Usually whenever he came thither he was surrounded by that society which was a necessity to his wife, even whilst it failed to satisfy her, by that movement, gaiety, and entrain, which even if they fail to amuse, yet can always in a manner distract thought and fill up time. There seemed to him a strange silence, a melancholy which was oppressive, in these stately places, usually so full of colour and pleasure, now so quiet and so lonely, with only some noiseless servant passing with swift step across its floors or down its staircases.
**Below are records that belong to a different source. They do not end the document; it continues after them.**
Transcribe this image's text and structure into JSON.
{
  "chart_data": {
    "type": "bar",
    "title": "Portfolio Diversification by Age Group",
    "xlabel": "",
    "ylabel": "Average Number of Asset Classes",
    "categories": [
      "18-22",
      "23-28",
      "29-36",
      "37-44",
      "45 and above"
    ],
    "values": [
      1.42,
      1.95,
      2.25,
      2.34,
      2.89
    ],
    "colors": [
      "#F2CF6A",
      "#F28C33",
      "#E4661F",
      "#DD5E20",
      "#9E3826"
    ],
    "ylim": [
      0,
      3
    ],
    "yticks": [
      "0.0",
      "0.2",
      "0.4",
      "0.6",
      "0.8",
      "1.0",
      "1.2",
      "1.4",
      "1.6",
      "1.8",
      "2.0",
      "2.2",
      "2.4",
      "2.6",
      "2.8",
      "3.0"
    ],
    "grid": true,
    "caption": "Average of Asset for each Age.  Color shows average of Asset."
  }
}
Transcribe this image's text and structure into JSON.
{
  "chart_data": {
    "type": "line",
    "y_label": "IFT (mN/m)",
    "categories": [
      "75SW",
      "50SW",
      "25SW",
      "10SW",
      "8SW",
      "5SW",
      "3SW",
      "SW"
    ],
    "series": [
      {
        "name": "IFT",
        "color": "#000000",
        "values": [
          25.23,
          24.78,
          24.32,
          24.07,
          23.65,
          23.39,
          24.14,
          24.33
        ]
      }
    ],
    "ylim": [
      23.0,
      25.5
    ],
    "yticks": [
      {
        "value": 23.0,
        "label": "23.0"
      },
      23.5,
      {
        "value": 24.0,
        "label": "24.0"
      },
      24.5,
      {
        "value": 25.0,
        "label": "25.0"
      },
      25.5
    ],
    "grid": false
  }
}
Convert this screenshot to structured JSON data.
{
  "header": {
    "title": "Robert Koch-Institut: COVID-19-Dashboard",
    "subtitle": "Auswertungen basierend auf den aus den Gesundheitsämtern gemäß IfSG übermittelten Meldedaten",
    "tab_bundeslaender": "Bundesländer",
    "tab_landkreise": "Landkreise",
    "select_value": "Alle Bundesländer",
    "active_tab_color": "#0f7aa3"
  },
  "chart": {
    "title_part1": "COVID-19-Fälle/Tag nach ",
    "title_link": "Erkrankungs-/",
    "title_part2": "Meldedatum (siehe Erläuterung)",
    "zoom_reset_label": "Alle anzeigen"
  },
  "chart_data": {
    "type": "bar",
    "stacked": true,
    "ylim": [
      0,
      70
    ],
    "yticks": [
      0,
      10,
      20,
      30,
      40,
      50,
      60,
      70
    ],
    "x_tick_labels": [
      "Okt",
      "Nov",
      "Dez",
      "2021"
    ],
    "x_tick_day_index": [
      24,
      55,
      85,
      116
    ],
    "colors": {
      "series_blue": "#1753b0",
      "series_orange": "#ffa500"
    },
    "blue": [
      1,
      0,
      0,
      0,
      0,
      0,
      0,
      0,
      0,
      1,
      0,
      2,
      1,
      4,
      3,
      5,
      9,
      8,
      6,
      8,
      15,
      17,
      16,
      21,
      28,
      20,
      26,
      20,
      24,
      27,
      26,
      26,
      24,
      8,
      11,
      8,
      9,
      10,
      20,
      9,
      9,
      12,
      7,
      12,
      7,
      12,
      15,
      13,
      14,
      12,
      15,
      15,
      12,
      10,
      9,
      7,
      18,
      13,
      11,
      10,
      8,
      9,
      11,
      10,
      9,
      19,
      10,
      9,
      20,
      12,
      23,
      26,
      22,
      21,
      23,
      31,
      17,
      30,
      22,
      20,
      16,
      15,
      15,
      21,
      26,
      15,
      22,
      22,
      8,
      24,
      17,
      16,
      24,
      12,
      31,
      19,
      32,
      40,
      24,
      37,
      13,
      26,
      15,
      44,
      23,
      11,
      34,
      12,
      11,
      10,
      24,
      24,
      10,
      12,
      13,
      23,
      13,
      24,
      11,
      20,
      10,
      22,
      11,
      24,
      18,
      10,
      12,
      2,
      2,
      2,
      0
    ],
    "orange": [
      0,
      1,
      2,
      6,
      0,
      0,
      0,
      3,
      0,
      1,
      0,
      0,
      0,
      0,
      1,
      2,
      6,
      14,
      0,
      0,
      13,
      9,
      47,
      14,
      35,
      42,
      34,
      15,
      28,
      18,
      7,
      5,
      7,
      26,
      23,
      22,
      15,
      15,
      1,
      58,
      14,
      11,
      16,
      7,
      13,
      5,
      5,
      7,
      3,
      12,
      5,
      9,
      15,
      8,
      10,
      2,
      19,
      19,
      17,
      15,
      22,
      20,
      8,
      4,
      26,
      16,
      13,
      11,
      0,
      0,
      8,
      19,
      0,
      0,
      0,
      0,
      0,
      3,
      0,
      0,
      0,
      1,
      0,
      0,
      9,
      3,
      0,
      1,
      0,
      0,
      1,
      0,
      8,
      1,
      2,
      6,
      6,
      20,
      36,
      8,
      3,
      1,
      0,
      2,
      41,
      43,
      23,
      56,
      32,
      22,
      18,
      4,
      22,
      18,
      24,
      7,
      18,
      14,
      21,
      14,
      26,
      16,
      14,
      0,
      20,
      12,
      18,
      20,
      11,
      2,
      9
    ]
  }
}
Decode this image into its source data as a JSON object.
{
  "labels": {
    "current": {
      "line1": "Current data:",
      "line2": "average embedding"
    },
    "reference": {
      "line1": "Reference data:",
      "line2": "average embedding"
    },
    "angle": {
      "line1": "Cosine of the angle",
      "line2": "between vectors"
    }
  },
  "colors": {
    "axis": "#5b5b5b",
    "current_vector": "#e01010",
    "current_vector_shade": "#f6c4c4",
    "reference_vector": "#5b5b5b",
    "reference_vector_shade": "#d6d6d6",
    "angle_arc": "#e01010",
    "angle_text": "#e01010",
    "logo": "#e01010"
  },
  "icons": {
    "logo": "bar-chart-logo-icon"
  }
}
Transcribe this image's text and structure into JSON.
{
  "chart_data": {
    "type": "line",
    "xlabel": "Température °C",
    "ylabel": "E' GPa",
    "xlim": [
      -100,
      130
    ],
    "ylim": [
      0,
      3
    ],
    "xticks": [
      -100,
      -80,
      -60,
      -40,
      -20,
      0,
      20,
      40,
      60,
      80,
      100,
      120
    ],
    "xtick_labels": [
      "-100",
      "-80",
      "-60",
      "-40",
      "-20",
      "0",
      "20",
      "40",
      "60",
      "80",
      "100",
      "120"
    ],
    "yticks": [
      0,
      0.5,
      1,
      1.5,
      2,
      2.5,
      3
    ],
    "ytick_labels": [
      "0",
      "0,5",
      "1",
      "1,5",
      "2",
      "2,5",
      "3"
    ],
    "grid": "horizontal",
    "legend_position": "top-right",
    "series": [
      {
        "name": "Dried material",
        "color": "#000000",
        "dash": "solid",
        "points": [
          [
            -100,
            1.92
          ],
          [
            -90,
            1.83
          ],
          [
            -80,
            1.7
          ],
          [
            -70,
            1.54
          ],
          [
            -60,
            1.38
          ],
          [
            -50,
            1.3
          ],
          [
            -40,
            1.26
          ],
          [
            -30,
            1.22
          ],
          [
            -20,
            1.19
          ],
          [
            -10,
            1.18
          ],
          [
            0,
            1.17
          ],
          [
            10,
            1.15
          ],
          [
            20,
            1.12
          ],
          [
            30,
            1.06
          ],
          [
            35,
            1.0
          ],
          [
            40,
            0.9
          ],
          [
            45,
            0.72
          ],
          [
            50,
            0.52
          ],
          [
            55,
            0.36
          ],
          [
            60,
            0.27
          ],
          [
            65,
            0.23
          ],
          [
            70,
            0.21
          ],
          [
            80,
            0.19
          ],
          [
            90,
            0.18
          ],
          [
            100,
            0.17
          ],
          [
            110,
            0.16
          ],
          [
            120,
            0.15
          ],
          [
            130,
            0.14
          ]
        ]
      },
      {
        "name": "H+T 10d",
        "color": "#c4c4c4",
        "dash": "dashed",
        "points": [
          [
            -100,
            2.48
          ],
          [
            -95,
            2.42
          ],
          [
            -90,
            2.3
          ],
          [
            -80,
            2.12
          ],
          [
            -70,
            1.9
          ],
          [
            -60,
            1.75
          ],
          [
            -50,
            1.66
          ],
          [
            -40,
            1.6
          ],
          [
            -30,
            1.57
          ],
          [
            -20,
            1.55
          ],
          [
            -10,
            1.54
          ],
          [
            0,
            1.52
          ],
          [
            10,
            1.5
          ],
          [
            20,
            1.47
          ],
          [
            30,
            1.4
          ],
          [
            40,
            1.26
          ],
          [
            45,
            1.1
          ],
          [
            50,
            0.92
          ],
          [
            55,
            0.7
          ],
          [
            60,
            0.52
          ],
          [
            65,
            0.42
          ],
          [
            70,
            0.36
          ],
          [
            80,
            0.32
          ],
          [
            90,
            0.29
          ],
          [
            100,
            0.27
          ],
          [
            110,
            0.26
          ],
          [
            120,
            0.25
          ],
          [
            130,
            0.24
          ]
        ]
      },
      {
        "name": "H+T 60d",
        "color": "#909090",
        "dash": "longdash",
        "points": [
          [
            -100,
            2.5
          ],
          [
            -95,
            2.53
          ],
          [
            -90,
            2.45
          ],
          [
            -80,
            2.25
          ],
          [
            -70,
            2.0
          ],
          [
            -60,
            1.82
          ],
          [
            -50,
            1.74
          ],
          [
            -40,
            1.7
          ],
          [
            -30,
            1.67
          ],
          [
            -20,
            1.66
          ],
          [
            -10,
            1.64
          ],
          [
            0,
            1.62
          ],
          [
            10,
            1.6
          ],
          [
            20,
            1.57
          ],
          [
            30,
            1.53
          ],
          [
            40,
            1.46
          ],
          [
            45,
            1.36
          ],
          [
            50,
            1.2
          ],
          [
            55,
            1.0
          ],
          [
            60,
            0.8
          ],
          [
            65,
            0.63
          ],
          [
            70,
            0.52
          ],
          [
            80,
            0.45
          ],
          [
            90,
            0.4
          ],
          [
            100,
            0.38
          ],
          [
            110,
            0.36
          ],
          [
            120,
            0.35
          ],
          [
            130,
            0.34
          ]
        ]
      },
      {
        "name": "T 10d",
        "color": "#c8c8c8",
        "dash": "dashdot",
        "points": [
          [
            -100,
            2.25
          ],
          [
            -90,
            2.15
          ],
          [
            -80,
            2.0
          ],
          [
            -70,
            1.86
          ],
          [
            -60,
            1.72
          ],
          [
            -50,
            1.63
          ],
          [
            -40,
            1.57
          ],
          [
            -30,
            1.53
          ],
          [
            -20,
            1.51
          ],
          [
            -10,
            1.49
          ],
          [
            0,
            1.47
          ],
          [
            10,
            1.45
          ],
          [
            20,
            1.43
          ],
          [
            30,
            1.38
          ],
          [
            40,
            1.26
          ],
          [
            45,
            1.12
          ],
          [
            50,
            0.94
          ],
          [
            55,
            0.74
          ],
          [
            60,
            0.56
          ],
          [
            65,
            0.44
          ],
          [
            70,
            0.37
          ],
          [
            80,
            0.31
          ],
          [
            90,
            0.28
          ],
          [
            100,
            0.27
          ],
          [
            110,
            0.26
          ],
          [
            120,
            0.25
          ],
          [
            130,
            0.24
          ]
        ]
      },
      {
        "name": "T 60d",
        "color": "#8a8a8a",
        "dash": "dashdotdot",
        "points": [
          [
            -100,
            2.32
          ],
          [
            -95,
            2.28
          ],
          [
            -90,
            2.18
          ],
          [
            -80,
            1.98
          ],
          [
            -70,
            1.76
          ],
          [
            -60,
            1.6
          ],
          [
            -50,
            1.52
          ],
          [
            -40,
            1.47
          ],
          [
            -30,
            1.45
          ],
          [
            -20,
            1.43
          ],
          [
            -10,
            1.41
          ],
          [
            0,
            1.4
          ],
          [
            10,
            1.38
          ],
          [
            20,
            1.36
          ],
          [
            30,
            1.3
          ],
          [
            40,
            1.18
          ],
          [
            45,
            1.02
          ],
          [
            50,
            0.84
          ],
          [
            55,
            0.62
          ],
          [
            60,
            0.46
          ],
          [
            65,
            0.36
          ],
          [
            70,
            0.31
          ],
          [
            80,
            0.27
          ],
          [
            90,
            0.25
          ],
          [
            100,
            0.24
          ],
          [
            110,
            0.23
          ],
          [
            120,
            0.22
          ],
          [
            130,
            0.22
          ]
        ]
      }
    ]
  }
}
There was not even the song of a bird to break the stillness; it was early in autumn, and their sweet throats were mute.

He saw in remembrance the grace of his wife's movements as she had passed down these great stairs, he saw the smile in her eyes indulgent as to a child's weakness, ironical as of a man's folly; he heard her voice saying, with that little sound in it of some exquisite disdain falling from on high on mortal thoughts as silvery fountain-water falls from marble heights on creeping mosses:

'It is scarcely worth while to faire des madrigaux.'

Had that speaker ever loved him even for five minutes of her life?

Had she ever known what love was? He thought of the Court of Love which she had held under those oak trees yonder, above whose rounded masses a white moon now sailed. With what ingenuity, what subtlety, what philosophy, what absolute knowledge of all love's minutest weaknesses and utmost madness, she had been able to discourse of it. But was it not such knowledge as the physiologist's knowledge of pain in the creature on which he experiments? Of knowledge there is abundance, of the chill and analytical knowledge of science, of the name and structure of every torn tissue, of every bleeding fibre, of every tortured nerve; but knowledge such as is born of fellow feeling, of sensitive sympathy, of comprehending pity, there is none. Was it not so with her?

Had not love been always to her as the living organisation which he tortures is to the physiologist? Had she not, like him, watched, studied, tabulated the agonies of the wretched creature before her, whilst also, like him, she had never felt in her own nerves one single thrill of pain?

As her lover it had allured him with the intense attraction of an impenetrable mystery, this attitude of her mind, this indifference, both sensual and spiritual, before the demands of love. But as the companion of her life it left him with a sense of dissatisfaction, and of unsatisfied desire. For years it had served to excite and to sustain his passion, but as time wore on it almost communicated its coldness to himself; he began to feel with a sense of terror, as before some disloyalty which he could not escape, that the apathy, the fatigue, the absence of emotion, which are the certain attendants on all satisfied passion, were not far distant from himself.

The very air of Amyôt seemed melancholy to him in these late summer heats, without the usual gaiety and movement which were there at most other seasons when he came to it. Solitude had always, in his youth, been welcome to him, and had fatigued him less than the routine of society; but solitude requires the charm of accompanying dreams, it needs the visions of youth, the vague but glorious hopes of opening life; and Othmar had a vague sense that he would never dream any more, that he grew old, that his fate was fixed, that never would any very welcome or sweet response come to his wishes from the voices of the future. He had had the poet's temperament without the poet's power of expression; he could not take the poet's consolation, 'Sing to the Muses, and let the world go by.' His destiny imprisoned him, and there was little sympathy between himself and it.

As he walked in the moonlight, under the roofs of late roses which shed their petals, white, crimson, and blush-coloured, on him, dewy cool and sweet as the touch of his wife's cheek, a servant brought him a pencilled note.